A new sensor has been prepared by researchers at Brown university that checks the glucose levels in saliva instead of blood. Around 26 million Americans suffer from diabetes and drawing blood is the only method to check glucose levels. It is invasive in nature and painful too.

This technique utilizes convergence of nanotechnology and surface plasmonics, which explores the interaction of electrons and photons. Researchers at Brown university etched thousands of plasmonic interferometers onto a biochip, the size of a fingernail and measured the concentration of glucose in water. Their findings went ahead to show that the biochip can be used to detect glucose levels in human saliva too. The concentration of glucose in saliva is around 100 times less than that in blood. This goes to show that plasmonic interferometers can be used to detect biological molecules with a footprint about 10 times smaller.

Domenico Pacifi, the assistant professor of engineering and lead author of the paper says that this technique can be used to detect other molecules and all of them at once, in parallel, using the same chip.

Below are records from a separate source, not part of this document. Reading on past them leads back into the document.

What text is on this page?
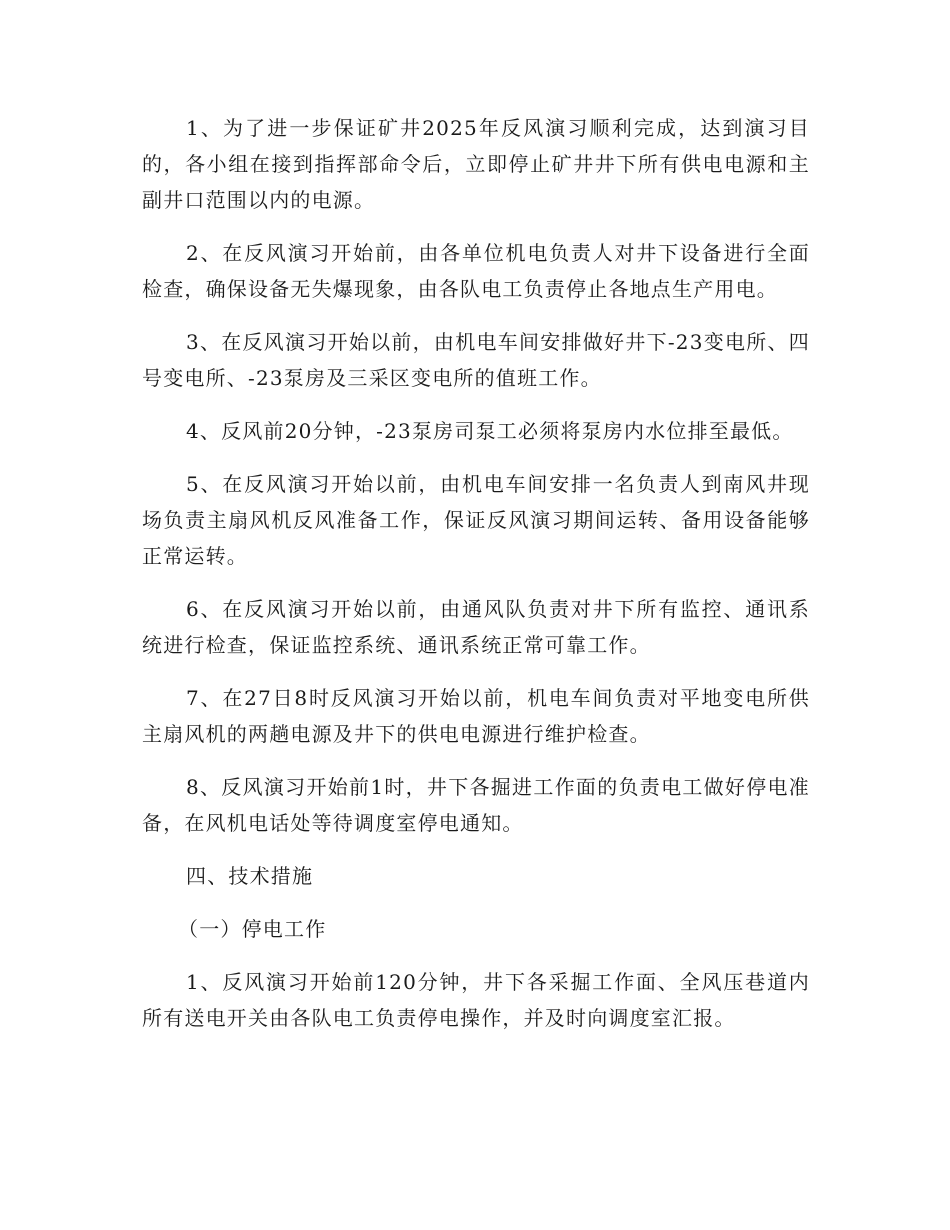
1、为了进一步保证矿井2025年反风演习顺利完成，达到演习目的，各小组在接到指挥部命令后，立即停止矿井井下所有供电电源和主副井口范围以内的电源。

2、在反风演习开始前，由各单位机电负责人对井下设备进行全面检查，确保设备无失爆现象，由各队电工负责停止各地点生产用电。

3、在反风演习开始以前，由机电车间安排做好井下-23变电所、四号变电所、-23泵房及三采区变电所的值班工作。

4、反风前20分钟，-23泵房司泵工必须将泵房内水位排至最低。

5、在反风演习开始以前，由机电车间安排一名负责人到南风井现场负责主扇风机反风准备工作，保证反风演习期间运转、备用设备能够正常运转。

6、在反风演习开始以前，由通风队负责对井下所有监控、通讯系统进行检查，保证监控系统、通讯系统正常可靠工作。

7、在27日8时反风演习开始以前，机电车间负责对平地变电所供主扇风机的两趟电源及井下的供电电源进行维护检查。

8、反风演习开始前1时，井下各掘进工作面的负责电工做好停电准备，在风机电话处等待调度室停电通知。

四、技术措施

（一）停电工作

1、反风演习开始前120分钟，井下各采掘工作面、全风压巷道内所有送电开关由各队电工负责停电操作，并及时向调度室汇报。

In order to create the sensor, researcher carved a slit about 100 nanometers wide and etched two 200 nanometer wide grooves on the other side of the slit. The slit captures incoming photons and confine them while the grooves scatter the incoming photons that interact with the electrons that gather at the surface of the metal. These interactions create a surface plasmon polariton which moves along the sensor’s surface until they encounter the photons in the slit. The presence of an analyte on the sensor surface generates a change in the relative phase difference between the two surface plasmon waves, which in turn causes a change in the light intensity.

The engineers later learned that they could vary the phase shift for an interferometer by changing the distance between the grooves and the slit. It could be possible to carry out the screening of multiple biomarkers by using this biochips for individual patients, all at once and in parallel. The scientists next aim to build the biochips for glucose and other materials. “The proposed approach will enable very high throughput detection of environmentally and biologically relevant analytes in an extremely compact design. We can do it with a sensitivity that rivals modern day technology”, said Pacifi.